A video shows a masked man dipping bullets into chunks of gelatinous lard before carefully loading them into a gun’s magazine. As he performs the unusual ritual, he calmly issues a grave warning.
“Dear Muslim brothers, in our country, you will not go to heaven. You will not be allowed into heaven. Go home, please. Here, you will encounter trouble. Thank you for your attention, goodbye,” the unidentified man says.

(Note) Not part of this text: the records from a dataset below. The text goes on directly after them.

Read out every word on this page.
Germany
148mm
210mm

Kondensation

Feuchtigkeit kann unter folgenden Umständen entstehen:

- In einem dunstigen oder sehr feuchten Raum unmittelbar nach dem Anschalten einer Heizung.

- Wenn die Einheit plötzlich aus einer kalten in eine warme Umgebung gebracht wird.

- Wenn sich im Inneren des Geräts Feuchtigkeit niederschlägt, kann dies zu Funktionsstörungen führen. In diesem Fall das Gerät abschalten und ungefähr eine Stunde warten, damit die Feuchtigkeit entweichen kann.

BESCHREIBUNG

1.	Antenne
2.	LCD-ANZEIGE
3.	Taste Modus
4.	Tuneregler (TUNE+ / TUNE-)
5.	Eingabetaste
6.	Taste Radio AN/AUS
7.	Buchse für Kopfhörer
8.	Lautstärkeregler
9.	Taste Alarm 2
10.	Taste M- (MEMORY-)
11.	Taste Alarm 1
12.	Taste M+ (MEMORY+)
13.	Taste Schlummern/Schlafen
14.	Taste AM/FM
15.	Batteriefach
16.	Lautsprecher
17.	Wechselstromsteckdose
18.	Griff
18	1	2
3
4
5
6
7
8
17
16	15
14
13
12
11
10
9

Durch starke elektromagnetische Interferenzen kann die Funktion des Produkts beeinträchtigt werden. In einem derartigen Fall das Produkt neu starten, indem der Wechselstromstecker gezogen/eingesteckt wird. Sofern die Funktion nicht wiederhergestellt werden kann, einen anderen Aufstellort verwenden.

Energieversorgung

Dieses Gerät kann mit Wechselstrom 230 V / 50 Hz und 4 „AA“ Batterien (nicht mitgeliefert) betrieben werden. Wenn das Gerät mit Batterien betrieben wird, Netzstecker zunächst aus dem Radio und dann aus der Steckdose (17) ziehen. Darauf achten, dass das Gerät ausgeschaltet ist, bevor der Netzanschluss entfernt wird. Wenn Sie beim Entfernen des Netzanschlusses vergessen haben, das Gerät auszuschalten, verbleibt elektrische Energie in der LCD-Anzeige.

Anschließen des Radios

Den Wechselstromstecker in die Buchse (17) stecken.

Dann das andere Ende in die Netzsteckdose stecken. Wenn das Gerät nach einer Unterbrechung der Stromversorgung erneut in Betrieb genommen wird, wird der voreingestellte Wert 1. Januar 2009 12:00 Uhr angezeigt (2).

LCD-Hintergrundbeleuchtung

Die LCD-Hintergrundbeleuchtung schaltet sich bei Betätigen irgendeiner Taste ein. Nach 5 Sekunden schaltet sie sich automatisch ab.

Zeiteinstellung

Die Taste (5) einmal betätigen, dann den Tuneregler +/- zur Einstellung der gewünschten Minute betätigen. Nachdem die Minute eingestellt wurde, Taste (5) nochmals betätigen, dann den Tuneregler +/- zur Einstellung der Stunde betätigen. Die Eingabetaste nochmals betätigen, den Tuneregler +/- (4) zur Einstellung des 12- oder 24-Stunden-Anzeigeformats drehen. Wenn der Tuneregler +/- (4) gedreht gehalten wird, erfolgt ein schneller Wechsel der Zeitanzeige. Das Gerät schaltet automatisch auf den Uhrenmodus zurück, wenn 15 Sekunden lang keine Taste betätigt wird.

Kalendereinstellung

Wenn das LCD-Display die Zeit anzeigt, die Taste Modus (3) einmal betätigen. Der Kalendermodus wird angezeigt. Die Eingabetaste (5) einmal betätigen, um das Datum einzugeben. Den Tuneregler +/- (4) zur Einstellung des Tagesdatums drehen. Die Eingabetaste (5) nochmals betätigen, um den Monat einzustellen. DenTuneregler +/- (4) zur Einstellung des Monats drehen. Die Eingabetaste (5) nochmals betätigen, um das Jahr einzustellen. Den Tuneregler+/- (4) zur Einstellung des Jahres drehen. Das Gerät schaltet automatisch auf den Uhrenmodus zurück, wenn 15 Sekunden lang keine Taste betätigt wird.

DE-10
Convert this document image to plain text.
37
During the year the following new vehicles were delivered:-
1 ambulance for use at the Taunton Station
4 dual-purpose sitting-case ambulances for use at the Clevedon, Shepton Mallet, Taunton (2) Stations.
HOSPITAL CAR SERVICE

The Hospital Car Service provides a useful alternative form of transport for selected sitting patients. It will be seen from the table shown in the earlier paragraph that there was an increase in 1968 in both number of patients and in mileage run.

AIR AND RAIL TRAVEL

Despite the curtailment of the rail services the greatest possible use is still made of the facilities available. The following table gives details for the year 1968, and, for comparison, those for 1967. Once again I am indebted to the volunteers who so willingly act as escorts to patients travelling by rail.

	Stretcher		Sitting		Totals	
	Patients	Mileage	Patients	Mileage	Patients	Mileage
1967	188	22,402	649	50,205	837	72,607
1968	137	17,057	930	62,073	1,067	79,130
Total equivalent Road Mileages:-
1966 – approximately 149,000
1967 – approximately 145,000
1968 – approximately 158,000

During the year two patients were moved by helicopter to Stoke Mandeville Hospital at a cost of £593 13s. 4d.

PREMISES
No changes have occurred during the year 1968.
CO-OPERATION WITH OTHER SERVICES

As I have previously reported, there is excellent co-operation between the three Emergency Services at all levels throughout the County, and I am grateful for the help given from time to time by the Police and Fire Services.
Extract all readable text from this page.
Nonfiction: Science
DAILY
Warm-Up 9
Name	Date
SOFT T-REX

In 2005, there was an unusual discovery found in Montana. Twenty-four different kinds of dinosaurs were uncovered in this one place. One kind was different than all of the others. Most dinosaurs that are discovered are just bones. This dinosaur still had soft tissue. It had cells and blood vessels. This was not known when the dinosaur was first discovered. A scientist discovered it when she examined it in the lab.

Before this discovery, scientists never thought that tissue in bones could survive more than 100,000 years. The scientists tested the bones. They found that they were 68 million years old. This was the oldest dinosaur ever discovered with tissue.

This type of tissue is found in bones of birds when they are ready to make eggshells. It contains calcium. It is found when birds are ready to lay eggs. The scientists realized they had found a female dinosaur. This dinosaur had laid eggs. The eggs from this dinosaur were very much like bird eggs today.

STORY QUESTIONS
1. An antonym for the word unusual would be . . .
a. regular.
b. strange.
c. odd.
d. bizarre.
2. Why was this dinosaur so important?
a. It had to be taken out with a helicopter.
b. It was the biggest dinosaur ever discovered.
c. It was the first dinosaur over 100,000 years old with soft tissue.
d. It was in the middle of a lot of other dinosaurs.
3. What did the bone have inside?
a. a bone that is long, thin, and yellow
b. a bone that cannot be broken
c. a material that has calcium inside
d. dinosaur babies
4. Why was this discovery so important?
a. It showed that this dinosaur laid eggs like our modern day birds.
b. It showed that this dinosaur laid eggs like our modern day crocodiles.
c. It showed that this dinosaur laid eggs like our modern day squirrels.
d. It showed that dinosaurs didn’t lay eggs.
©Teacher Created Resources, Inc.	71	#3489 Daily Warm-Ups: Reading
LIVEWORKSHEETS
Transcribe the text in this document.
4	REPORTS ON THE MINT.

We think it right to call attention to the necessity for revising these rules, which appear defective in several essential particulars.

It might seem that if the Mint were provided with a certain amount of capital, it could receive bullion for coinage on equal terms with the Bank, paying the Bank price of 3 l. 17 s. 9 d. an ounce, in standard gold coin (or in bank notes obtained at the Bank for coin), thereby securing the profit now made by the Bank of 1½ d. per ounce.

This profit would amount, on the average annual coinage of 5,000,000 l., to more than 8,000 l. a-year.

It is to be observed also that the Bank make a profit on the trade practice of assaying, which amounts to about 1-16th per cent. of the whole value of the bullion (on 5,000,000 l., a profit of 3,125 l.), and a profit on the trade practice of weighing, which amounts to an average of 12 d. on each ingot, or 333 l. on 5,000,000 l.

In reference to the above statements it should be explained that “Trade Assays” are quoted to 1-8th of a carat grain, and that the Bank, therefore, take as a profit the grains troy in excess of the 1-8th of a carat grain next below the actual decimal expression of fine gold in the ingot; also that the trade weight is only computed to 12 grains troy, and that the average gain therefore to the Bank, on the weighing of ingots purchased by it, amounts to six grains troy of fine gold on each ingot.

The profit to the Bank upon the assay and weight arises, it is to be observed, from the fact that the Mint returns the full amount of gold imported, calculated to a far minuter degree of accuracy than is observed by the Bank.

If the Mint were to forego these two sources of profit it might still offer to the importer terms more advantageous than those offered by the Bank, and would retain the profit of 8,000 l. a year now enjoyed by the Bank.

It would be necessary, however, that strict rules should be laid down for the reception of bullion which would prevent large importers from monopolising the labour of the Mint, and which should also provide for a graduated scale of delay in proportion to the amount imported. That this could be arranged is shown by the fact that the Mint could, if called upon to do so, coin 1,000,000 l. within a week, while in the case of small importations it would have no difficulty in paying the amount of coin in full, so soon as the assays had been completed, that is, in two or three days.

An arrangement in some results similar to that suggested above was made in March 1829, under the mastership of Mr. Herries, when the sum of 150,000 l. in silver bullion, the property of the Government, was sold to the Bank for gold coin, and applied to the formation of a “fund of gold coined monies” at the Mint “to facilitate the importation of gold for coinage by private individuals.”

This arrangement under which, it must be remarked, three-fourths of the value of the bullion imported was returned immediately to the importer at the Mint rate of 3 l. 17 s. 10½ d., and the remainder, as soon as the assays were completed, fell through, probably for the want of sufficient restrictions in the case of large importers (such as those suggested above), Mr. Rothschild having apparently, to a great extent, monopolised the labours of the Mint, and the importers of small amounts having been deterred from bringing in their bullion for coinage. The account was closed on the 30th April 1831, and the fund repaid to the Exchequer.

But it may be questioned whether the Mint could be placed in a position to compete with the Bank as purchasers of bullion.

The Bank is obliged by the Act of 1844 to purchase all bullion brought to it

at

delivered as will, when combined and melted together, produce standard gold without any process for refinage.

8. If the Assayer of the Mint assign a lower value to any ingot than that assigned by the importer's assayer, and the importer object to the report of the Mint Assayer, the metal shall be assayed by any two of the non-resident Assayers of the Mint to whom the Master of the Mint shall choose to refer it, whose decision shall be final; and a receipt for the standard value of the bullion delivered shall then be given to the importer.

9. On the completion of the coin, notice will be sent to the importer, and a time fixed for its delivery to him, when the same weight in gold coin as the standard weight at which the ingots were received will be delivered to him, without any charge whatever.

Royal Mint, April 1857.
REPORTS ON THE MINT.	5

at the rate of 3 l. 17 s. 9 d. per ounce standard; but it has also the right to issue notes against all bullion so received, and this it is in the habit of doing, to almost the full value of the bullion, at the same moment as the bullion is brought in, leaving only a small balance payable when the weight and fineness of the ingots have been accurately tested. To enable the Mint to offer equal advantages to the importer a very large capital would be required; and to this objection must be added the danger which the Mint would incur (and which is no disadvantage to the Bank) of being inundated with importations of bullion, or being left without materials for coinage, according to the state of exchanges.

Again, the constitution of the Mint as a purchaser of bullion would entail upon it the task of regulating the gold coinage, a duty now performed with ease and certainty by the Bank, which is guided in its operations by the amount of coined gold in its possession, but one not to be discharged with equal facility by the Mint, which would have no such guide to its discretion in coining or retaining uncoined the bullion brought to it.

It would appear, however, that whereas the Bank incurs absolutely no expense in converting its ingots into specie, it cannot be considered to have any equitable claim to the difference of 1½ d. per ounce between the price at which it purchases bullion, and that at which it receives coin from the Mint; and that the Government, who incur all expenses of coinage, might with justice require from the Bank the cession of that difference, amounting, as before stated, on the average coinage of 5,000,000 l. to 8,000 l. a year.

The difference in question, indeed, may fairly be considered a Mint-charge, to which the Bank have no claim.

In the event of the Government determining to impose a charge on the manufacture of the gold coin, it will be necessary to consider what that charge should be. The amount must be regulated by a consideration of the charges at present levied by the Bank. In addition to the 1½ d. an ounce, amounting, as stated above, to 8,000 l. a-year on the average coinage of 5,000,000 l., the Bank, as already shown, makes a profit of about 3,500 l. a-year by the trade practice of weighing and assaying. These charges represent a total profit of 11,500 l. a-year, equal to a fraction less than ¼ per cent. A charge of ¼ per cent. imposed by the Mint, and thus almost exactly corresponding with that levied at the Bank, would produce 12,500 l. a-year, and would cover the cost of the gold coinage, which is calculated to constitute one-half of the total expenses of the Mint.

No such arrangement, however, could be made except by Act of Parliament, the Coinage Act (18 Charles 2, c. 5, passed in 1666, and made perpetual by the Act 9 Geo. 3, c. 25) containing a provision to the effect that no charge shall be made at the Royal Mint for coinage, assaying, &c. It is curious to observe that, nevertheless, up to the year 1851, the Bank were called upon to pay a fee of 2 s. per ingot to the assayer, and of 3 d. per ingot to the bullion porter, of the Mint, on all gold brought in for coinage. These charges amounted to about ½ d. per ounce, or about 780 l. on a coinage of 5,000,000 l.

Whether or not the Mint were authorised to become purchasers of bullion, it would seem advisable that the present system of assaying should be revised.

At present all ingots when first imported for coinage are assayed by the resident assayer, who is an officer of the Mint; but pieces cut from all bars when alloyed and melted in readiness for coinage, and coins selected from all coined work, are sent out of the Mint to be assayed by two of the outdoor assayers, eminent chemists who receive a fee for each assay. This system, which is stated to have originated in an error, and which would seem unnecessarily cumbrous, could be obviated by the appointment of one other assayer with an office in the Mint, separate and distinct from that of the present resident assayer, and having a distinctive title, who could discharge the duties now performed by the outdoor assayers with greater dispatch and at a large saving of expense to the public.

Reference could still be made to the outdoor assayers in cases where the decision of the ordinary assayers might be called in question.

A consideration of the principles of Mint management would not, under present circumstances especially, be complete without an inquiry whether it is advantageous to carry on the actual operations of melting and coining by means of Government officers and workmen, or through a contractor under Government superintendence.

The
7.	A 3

The video was posted by the National Guard of Ukraine on Sunday on Twitter, three days after Russian forces launched a military assault into Ukraine. The caption says it depicts an Azov fighter preparing bullets to be aimed at “Kadyrov orcs” by lacing them with fat from pork, which is forbidden to Muslims. The reference is believed to be addressed to Muslim Chechen soldiers. On Saturday, Ramzon Kadyrov, the leader of Russia’s Muslim-majority Chechnya region, said Chechen soldiers had been deployed to fight alongside the Russian army in Ukraine.
As the Russian-Ukrainian conflict threatens to engulf Eastern Europe, military propaganda and rhetoric have revved up on both sides of the divide.
The Azov Battalion is an ultranationalist volunteer arm of the National Guard of Ukraine that was formally infused into its ranks after it fought against pro-Russian separatists in 2014. The battalion has been accused of espousing neo-Nazi beliefs and reportedly continues to bear Wolfsangel insignia, used by Nazi units during World War II.
The battalion’s first commander was Andriy Biletsky, a white nationalist who in 2010 said that Ukraine’s national purpose was to “lead the white races of the world in a final crusade… against Semite-led Untermenschen [subhumans].”
Russian President Vladimir Putin has justified his so-called “special military operation” with intentions to “demilitarise and de-Nazify” Ukraine. Kadyrov, the Chechen leader, also echoed Putin’s characterization of Ukrainian forces as “Nazis.”
The claims of a “Nazi” Ukraine have sparked widespread outrage and have been strongly denied by Ukrainian officials, including its Jewish president Volodymyr Zelenskyy, who reportedly lost members of his family in the Holocaust.
The video of the Azov fighter has been criticised for blatantly espousing racist rhetoric as part of pro-Ukrainian military propaganda. It has been called out for Islamaphobia by social media users, including British-Pakistani comedian Tez Ilyas, who reacted to it in a tweet saying, “Being killed by a lard covered bullet doesn’t disqualify one from entering Muslim heaven. Far-right racists made that up and the official Ukrainian National Guard is endorsing it. These are the forces my Foreign Secretary wants British civilians to go fight with?”
“In the latest news you just can't make up: Ukraine’s National Guard publicly praised its neo-Nazi fighters from the white-supremacist Azov movement for greasing bullets with pig fat to kill Russian Muslims, demonizing them as ‘orcs,’” another Twitter user said.
Although restricted by Twitter for hateful content, the video remains accessible on the platform. Facebook, meanwhile, has refrained from flagging content involving the Azov Battalion. According to internal policy documents viewed by The Intercept, the social media company will temporarily “allow praise of the Azov Battalion when explicitly and exclusively praising their role in defending Ukraine or their role as part of the Ukraine’s National Guard.”
Islam forbids its adherents to consume pork. In some past conflicts involving Muslim combatants, pig fat–laced bullets from their enemies made headlines for inciting Islamophobia. In 2013, an Idaho City-based ammunition firm came under fire for its line of “Jihawg Ammunition” – bullets laced with pork grease and writing that condemns “Islamist terrorists to hell.”
A well-documented incident involving fat-laced ammunition was the 1857 Indian War of Independence. After rumours spread that the cartridges of Enfield rifles, which had to be bitten off to be used, were greased in pig and cow fat – sacrilegious to Muslim and Hindu soldiers – Indian infantrymen abandoned their rifles and fought against their commanders in the British East India Company. The soldiers eventually lost the war, and thereafter India was brought under the direct control of the British crown.